What you don’t know about starting a tech career

young person working on a desktop computer

Considering applying to the Ten10 Academy? Get some first-hand advice on what it’s like to start a new career in IT from Academy Consultant Gregg Hobson

Hi, I’m Gregg Hobson and I joined the Ten10 Academy shortly after completing a master’s degree in computing. I’m currently placed at one of the world’s leading engineering and management consultancies, as a member of their Digital PMO team. I found the idea of transitioning from education to work intimidating, and you might be experiencing that yourself. Whether you’re someone who has studied tech previously or are completely new to the field, I hope to provide you with some insightful points to guide you on your way.

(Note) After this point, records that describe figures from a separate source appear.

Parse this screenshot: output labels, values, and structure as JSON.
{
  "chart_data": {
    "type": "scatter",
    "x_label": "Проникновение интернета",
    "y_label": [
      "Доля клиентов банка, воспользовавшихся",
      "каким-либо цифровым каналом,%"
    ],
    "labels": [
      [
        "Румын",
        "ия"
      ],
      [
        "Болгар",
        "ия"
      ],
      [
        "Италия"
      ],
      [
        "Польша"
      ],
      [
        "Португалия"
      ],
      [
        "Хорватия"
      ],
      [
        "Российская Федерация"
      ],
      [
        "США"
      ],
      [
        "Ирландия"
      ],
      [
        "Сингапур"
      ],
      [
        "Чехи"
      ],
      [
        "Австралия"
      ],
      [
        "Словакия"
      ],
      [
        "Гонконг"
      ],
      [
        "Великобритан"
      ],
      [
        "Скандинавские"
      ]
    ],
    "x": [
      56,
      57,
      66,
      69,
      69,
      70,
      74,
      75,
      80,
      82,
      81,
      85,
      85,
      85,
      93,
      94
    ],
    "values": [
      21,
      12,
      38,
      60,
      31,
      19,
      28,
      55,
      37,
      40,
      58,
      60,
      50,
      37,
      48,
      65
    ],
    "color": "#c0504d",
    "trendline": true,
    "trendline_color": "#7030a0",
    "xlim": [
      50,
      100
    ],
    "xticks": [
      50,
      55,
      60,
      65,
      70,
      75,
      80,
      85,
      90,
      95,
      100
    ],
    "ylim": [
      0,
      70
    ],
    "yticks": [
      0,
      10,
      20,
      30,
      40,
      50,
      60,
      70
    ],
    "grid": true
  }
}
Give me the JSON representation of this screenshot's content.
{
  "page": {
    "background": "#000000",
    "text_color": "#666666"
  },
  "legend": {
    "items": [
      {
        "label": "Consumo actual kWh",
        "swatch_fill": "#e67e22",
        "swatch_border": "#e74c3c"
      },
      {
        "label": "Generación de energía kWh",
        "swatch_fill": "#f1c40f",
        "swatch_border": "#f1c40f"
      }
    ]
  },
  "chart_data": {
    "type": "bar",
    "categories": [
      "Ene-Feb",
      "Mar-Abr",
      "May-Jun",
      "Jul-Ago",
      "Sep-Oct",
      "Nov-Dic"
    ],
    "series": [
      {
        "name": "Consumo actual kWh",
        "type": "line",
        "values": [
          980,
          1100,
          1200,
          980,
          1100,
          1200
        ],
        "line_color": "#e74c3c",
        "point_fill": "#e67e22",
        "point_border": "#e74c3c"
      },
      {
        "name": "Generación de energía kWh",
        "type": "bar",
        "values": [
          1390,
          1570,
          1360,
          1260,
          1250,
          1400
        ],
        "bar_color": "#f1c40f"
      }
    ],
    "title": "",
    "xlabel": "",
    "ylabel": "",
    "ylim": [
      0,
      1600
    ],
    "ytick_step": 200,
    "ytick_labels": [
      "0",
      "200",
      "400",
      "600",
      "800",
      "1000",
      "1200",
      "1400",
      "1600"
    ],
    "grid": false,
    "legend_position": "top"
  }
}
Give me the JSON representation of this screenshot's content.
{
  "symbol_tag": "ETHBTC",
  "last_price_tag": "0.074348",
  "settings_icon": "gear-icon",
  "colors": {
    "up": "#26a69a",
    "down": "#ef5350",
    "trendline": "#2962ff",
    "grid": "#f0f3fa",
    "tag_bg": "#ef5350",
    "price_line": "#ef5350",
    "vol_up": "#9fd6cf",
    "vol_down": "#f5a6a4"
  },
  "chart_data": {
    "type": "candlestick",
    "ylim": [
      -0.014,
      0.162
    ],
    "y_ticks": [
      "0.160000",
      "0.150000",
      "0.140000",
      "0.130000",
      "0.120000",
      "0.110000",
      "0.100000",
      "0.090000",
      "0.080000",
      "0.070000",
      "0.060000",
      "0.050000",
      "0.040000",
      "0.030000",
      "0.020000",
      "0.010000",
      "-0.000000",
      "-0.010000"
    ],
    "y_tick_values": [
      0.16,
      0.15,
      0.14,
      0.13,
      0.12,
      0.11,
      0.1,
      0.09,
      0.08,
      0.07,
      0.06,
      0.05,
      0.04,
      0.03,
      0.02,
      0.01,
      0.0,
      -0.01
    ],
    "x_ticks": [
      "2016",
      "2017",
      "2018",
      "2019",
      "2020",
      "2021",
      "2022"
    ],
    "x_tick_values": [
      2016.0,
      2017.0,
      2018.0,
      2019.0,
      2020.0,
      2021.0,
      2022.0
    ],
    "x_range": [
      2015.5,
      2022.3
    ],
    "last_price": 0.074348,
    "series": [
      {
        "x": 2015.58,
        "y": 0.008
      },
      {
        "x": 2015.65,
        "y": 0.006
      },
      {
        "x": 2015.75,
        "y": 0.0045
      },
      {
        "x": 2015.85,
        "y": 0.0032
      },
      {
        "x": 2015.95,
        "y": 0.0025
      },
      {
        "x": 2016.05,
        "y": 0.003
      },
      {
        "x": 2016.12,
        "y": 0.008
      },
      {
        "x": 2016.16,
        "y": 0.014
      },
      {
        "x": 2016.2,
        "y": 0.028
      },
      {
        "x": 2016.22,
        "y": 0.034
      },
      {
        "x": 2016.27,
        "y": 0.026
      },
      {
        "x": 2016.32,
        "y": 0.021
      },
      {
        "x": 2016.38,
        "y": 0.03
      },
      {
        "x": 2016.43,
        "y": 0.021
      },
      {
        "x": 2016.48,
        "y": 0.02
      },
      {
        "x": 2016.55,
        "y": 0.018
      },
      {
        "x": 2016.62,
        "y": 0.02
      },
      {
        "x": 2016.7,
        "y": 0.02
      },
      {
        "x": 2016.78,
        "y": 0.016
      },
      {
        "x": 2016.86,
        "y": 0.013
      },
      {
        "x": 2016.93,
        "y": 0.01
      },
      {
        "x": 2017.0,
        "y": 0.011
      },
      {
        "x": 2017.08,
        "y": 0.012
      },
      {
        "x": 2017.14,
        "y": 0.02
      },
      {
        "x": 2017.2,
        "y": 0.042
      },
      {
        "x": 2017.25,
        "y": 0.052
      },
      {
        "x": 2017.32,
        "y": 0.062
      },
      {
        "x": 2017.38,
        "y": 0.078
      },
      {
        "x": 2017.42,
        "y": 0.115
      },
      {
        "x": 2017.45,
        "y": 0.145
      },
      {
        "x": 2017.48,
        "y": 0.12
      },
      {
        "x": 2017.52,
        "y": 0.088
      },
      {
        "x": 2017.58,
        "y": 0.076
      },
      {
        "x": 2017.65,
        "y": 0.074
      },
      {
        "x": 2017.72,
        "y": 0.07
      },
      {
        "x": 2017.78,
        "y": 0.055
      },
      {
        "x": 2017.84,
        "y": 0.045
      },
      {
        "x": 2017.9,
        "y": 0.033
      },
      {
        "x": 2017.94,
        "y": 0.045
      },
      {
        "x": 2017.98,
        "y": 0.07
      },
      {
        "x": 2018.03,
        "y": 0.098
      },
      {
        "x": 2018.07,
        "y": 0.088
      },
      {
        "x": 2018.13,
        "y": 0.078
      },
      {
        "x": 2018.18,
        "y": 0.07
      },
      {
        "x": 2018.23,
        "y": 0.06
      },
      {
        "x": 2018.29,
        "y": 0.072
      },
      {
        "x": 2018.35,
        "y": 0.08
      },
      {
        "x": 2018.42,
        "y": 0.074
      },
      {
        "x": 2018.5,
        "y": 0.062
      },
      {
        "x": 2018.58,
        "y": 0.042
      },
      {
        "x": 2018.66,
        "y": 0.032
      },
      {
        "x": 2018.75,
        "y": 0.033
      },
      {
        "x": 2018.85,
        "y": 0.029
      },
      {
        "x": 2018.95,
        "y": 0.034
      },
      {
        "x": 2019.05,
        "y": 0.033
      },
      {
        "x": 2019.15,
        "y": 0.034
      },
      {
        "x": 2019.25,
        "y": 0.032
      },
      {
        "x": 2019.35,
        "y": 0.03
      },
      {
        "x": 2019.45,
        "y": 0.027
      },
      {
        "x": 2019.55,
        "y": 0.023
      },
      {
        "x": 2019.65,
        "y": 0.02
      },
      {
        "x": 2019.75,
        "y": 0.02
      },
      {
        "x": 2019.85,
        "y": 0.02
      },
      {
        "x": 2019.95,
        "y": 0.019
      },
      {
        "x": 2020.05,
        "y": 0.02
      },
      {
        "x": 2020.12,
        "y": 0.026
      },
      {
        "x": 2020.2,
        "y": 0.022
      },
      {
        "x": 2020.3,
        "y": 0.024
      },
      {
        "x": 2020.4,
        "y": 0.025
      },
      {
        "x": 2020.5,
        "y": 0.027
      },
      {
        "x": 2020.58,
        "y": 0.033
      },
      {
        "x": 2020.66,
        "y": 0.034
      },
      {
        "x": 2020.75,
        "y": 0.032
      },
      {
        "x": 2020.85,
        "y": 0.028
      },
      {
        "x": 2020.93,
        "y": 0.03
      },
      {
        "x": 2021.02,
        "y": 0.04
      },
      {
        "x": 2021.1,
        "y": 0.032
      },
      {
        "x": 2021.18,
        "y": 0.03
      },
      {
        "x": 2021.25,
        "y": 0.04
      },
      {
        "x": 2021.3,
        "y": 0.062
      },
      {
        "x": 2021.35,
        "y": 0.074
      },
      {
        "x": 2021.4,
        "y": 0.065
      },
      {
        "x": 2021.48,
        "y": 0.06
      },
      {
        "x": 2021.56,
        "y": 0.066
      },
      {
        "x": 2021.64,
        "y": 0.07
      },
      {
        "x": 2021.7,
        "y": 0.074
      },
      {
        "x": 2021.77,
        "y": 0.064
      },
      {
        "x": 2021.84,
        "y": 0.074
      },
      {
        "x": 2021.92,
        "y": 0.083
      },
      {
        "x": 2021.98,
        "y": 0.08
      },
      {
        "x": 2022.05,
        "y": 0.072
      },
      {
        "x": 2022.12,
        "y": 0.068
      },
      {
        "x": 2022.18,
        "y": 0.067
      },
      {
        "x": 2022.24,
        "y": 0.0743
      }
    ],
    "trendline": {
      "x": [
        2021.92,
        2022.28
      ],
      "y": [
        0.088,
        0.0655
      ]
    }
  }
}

Here are four things you don’t know about starting a tech career:

1. It’s not all about coding

While having coding skills is great, it is by no means the ‘be-all and end-all’. Don’t rule out having a successful career in IT if you struggle to learn programming languages. You simply need to find a role within tech that suits your skills and interests. This is something I’ve experienced since joining my client – whilst I have some coding abilities, and there are a lot of chances to utilise them on my project, coding has never been something that I wanted to solely pursue.

Instead, I have a greater aptitude and interest in understanding a broad range of technologies and the processes that they are involved in. This has seen me move into a project management office (PMO) role where I frequently work with members of the team who have much better programming language skills than myself.

It’s all about figuring out how to get the best out of your skills and abilities and finding a role that you enjoy. If you’re in a position where you’re unsure of what the best career path is for you, become a sponge and soak up all the information you can. Whether that’s being employed in a position that allows you to experience different roles (as I’ve fortunately been able to do) or checking out webinars, online courses, and online content. The amazing thing about a tech career is that it’s so broad. The number of industries it spans, and roles that encompass it, means there’s almost certainly a career out there well suited to you.

2. Your soft skills matter

This leads me to my second point, which is the value of soft skills in tech. Having vast knowledge of technical skills is a great thing to have under your belt when starting any career, but being equipped with soft skills means you can use your technical abilities and knowledge more effectively to make an impact on your project.

Soft skills are especially important for IT professionals as they rarely work individually. They constantly interact with other employees, clients, and vendors. This means they require strong verbal and written communication skills to successfully communicate their ideas to others and minimise (or even eliminate) misunderstandings.

Working on a large project has given me a large pool of colleagues that I may need to communicate with on any given day. For example, I regularly communicate with members of the team who are in India and the Philippines, which requires further consideration from me when scheduling meetings and allocating tasks due to the difference in time zones. As such, understanding the needs of your colleagues, as well as demonstrating good interpersonal skills, will allow you to work more effectively together and build professional relationships which will see your career prospects grow.

two colleagues working on a laptop

3. You’re never going to have all the answers

Starting any new career can be intimidating. It seems now more than ever you hear about the feeling of imposter syndrome and the anxieties associated with beginning a new job or role. With the vast number of programming languages out there and the competitive nature of the industry, tech is no different.

One important thing to keep in mind if you’re experiencing this is that no one expects you to know everything. Starting your career in tech is very much a learning experience and you should treat it as such.

Firstly, if there’s something you don’t know or are unsure of, ask questions. Whether this be to your line manager or other members of the team, you should never be afraid to reach out. Also keep in mind the fountain of knowledge that you have available via the web, which contains a wide variety of valuable resources for you to utilise. There’s been countless times working on my project where I’ve been asked to do a certain task or activity, that I’ve had not the slightest clue about how to perform. In these situations, I always turn to my best friends Google and YouTube to figure out the best way to tackle these tasks.

It’s all about having the right attitude to be able to find out these things for yourself and using this as an opportunity to build out your skills and knowledge.

4. Don’t forget to get involved

Remote working is increasingly popular for professionals in the post-COVID era, especially those within tech. This is a great thing for individuals who can use this to give themselves a better work-life balance, while also maintaining their productivity levels.

Client placements can now range from full on-site or in-office positions to hybrid or even completely remote roles. I’m someone who has benefited from this since joining my client as I’ve been able to cut out lengthy commute times. However, it’s important to remember the value of face-to-face contact. Not only can it generate higher quality work, but also it can create those work relationships that can ultimately lead to a much happier work life.

This doesn’t mean that you must be in the office five days a week. But when there’s an opportunity to participate in something, whether that be a particular workshop, charity event or social, make the effort to do so. It’s important to build these connections early in your career with members of the team and really get your face out there. This will also give you a much bigger pool of people that you can ask for help on any tasks you’re struggling with. You’ll soon realise that social events and after-work drinks are well-earned when you’ve been dealing with piles of work and tight deadlines all week. So at least try and enjoy it!